Rio do Sul – Assim como os colonizadores de Santa Catarina vieram da Europa com destino às mais diversas regiões do Estado, descendentes dessas famílias estão de malas prontas para reviverem essas imigrações históricas. Desta vez, a origem é o território catarinense, e o destino são terras alagáveis, propícias para o plantio do arroz irrigado, nas províncias de Missiones e Itapúa, no vizinho Paraguai. As famílias são do Vale do Itajaí, uma das principais regiões produtoras do cereal no País, que não conta mais com nenhuma terra disponível para o plantio da cultura.
A oportunidade de investimento na cultura do arroz está sendo gerada pelo próprio governo paraguaio, que sonha com um projeto de produção de cereal irrigado numa área de 150 mil hectares, às margens do rio Paraná. Os arrozeiros catarinenses estão sendo organizados pela Associação Agrícola Bela Aliança, com sede em Rio do Sul e desenvolve o Projeto El Visão, para a busca de novas terras para os agricultores, desde o ano passado.
Em novembro, uma comitiva de produtores e lideranças do Vale do Itajaí esteve no Paraguai e conheceu os experimentos de produção de arroz irrigado pré-germinado, cuja semente só é produzida em Santa Catarina e a tecnologia de plantio só era dominada no Estado.
Duas máquinas que fazem o plantio já foram importadas por produtores que imigraram para o Paraguai, com duas carretas de sementes. As exportações somaram US$ 90 mil, segundo conta o diretor-financeiro da Associação Bela Aliança, Joel Fronza. De acordo com ele, toda a semente usada pelos catarinenses no Paraguai será importada do Estado.
A partir do ano que vem, a expectativa é de que os produtores catarinenses plantem 3 mil hectares de arroz no Paraguai, numa média de 200 hectares por família, o que significa a imigração de pelo menos 15 famílias do Vale do Itajaí.
Os imigrantes, conforme Fronza, devem arrendar as terras, pagando 15% sobre a renda obtida – a metade do que pagariam em Santa Catarina, por áreas bem menores.

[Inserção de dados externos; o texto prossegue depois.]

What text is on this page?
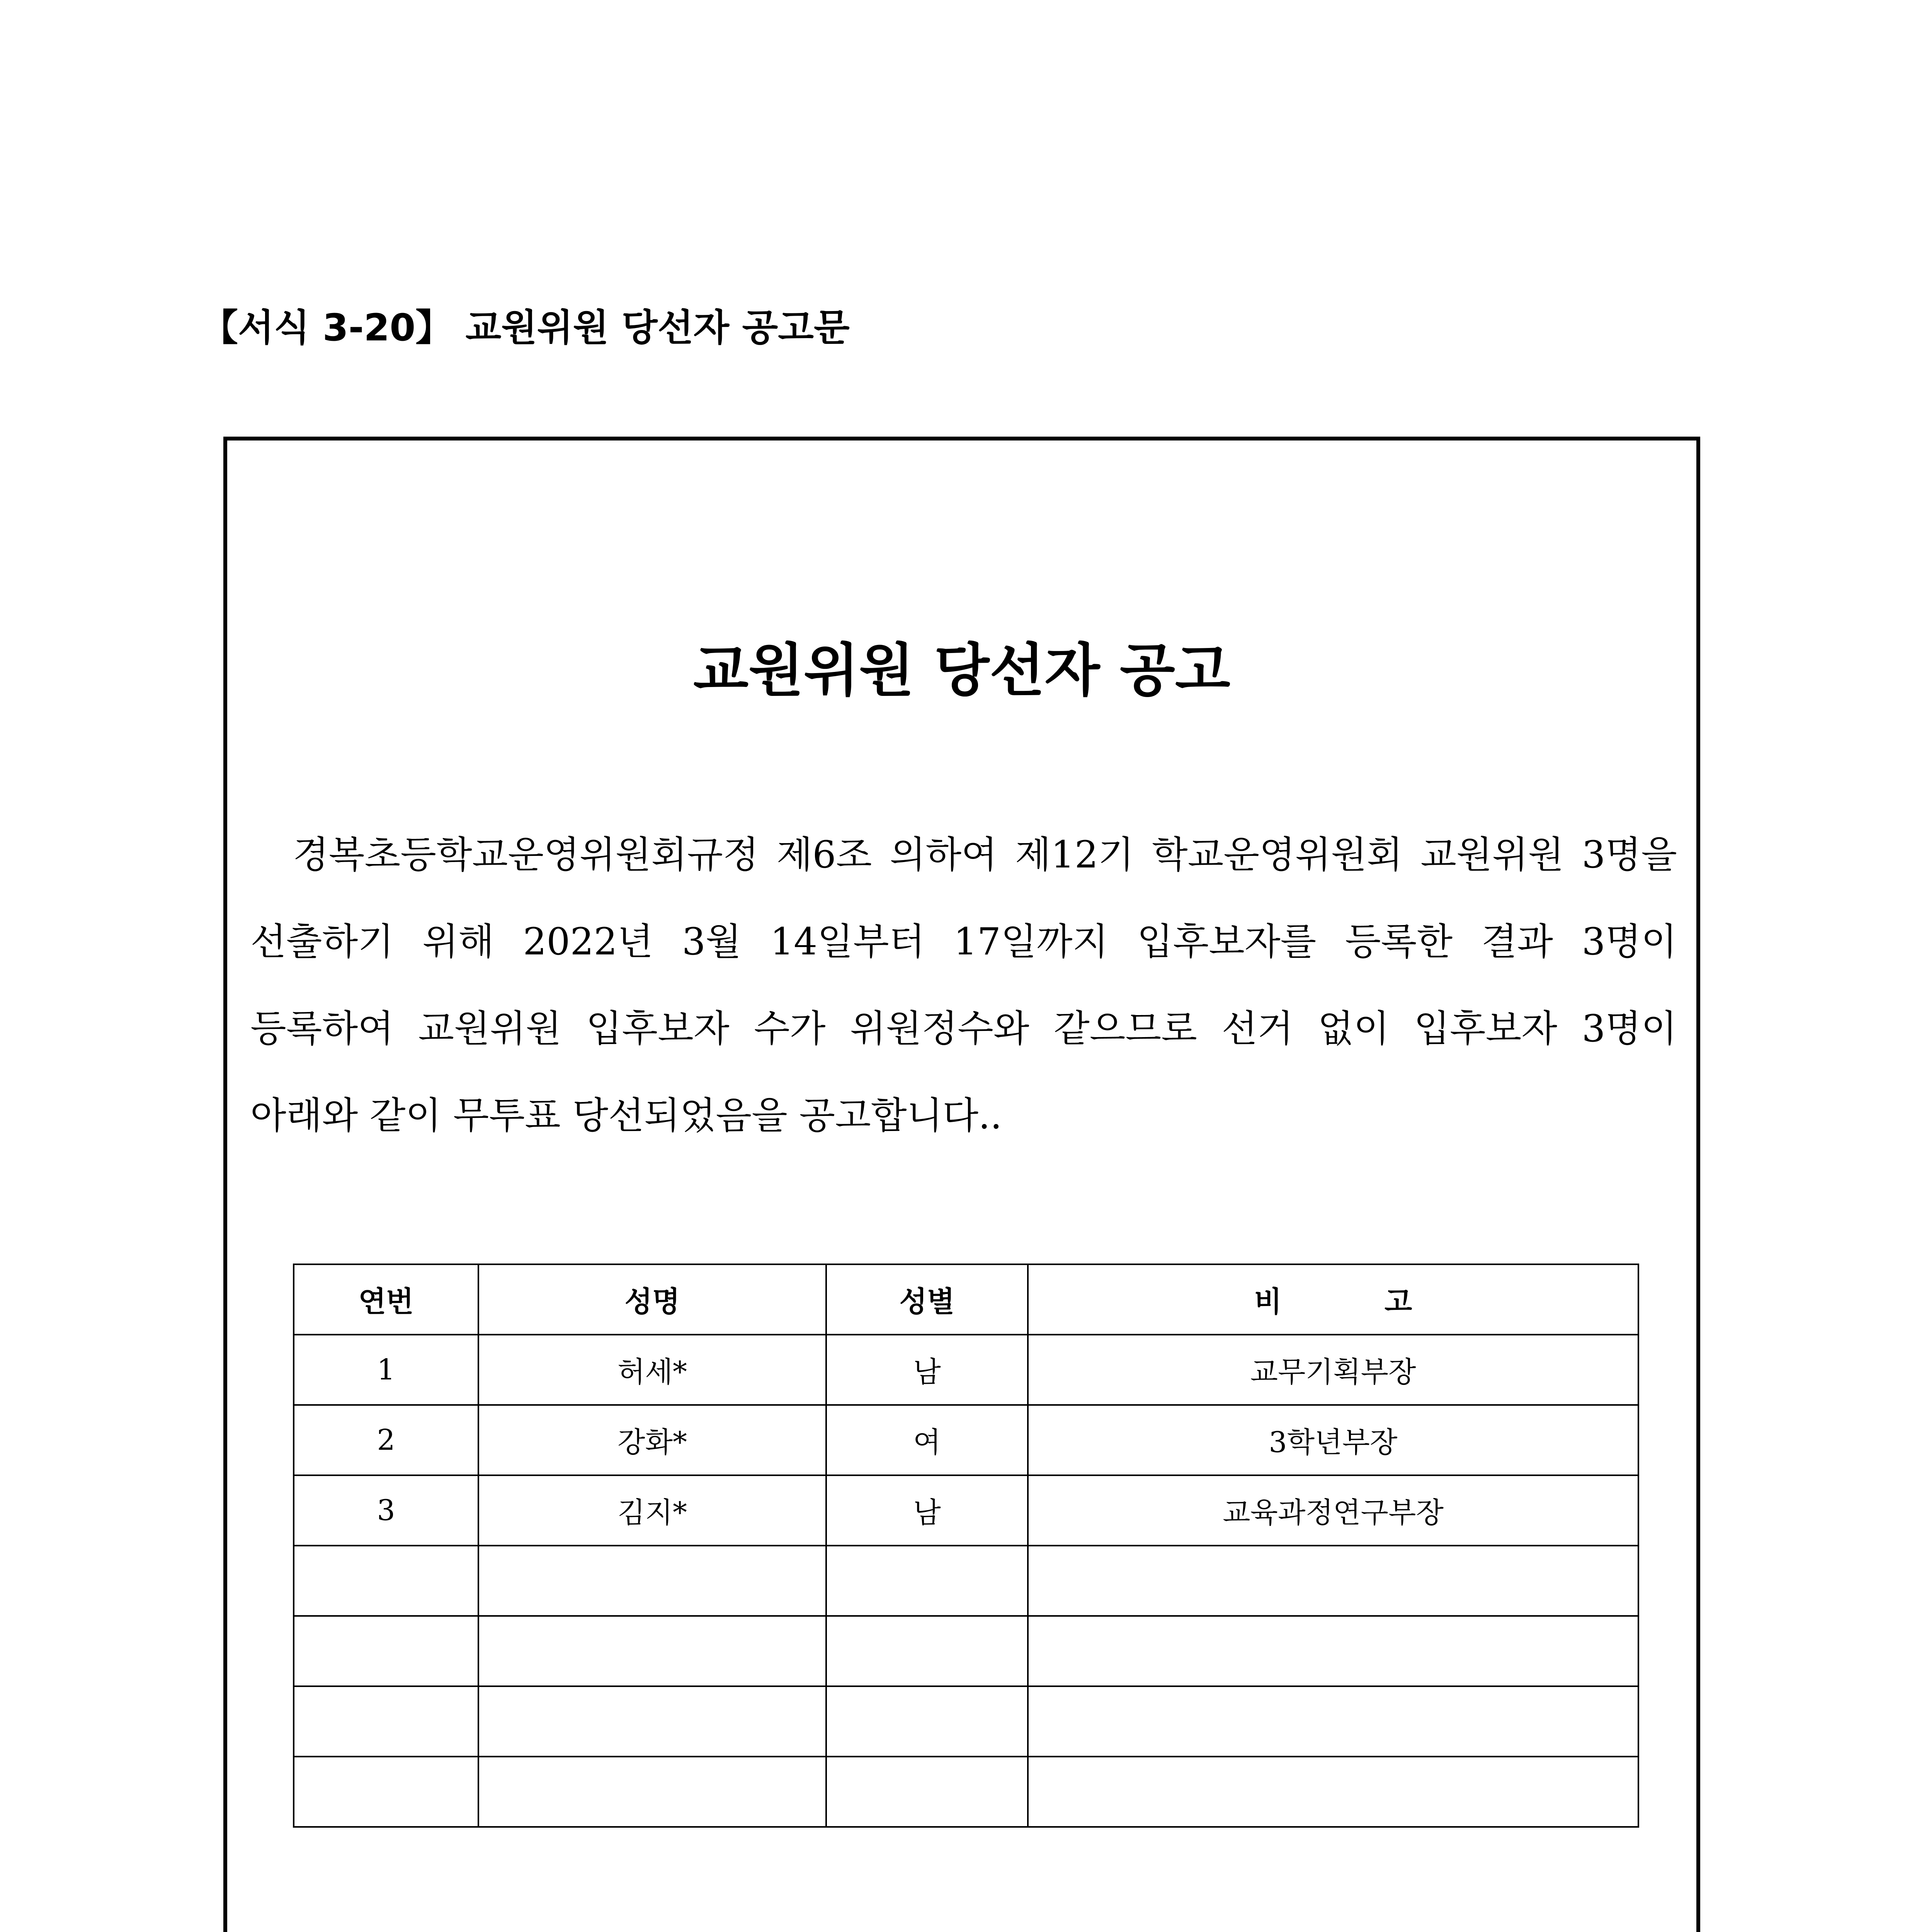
【서식 3-20】 교원위원 당선자 공고문

교원위원 당선자 공고

경복초등학교운영위원회규정 제6조 의하여 제12기 학교운영위원회 교원위원 3명을 선출하기 위해 2022년 3월 14일부터 17일까지 입후보자를 등록한 결과 3명이 등록하여 교원위원 입후보자 수가 위원정수와 같으므로 선거 없이 입후보자 3명이 아래와 같이 무투표 당선되었음을 공고합니다..

연번	성명	성별	비 고
1	허세*	남	교무기획부장
2	강화*	여	3학년부장
3	김지*	남	교육과정연구부장
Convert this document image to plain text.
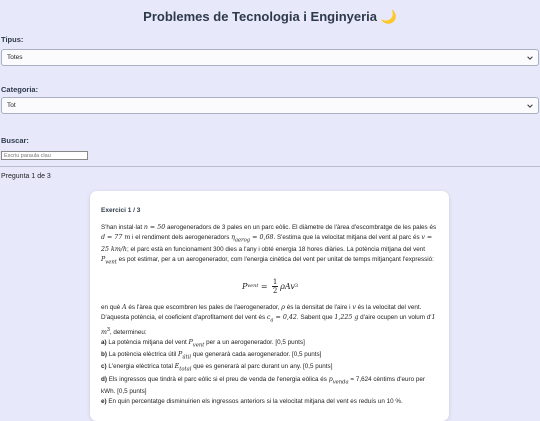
Problemes de Tecnologia i Enginyeria 🌙
Tipus:
Totes
Categoria:
Tot
Buscar:
Escriu paraula clau
Pregunta 1 de 3
Exercici 1 / 3

S'han instal·lat n = 50 aerogeneradors de 3 pales en un parc eòlic. El diàmetre de l'àrea d'escombratge de les pales és d = 77 m i el rendiment dels aerogeneradors $\eta_{aerog} = 0,68$. S'estima que la velocitat mitjana del vent al parc és v = 25 km/h; el parc està en funcionament 300 dies a l'any i obté energia 18 hores diàries. La potència mitjana del vent $P_{vent}$ es pot estimar, per a un aerogenerador, com l'energia cinètica del vent per unitat de temps mitjançant l'expressió:

P vent = $\frac{1}{2}$ ρAv 3

en què A és l'àrea que escombren les pales de l'aerogenerador, ρ és la densitat de l'aire i v és la velocitat del vent. D'aquesta potència, el coeficient d'aprofitament del vent és $c_a = 0,42$. Sabent que 1,225 g d'aire ocupen un volum d'1 $m^3$, determineu:

a) La potència mitjana del vent $P_{vent}$ per a un aerogenerador. [0,5 punts]

b) La potència elèctrica útil $P_{útil}$ que generarà cada aerogenerador. [0,5 punts]

c) L'energia elèctrica total $E_{total}$ que es generarà al parc durant un any. [0,5 punts]

d) Els ingressos que tindrà el parc eòlic si el preu de venda de l'energia eòlica és $p_{venda} = 7,624$ cèntims d'euro per kWh. [0,5 punts]

e) En quin percentatge disminuirien els ingressos anteriors si la velocitat mitjana del vent es reduís un 10 %.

– Em Santa Catarina, nós chegamos no limite. A única saída é a procura por novas terras – assegura o dirigente.
O coordenador do Projeto Arroz em Santa Catarina pela Empresa de Pesquisa e Extensão Rural do Estado (Epagri), José Alberto Noldin, confirma que o Estado já atingiu o limite para a área plantada com o cereal. São 145 mil hectares, que rendem a terceira maior produção do País, de 1,045 milhão de toneladas, com a melhor produtividade: 7,5 toneladas por hectare.
Em algumas propriedades do Vale do Itajaí, há agricultores obtendo até 14 toneladas por hectare. Os arrozeiros, entretanto, estão assustados com as quedas cíclicas de preços e, no ano que vem, devem investir menos nas propriedades sem reduzir a área plantada.
A produção total de arroz no Paraguai corresponde a menos de um terço da catarinense. São 50 mil hectares com 300 mil toneladas ao ano. Para o coordenador do Projeto Arroz da Epagri, o principal desafio dos imigrantes será a prospecção de novos mercados. Ele lembra que o Brasil é auto-suficiente e avalia que se essa nova produção ficar no mercado regional – Mercosul principalmente – pode contribuir para manter os preços em baixa.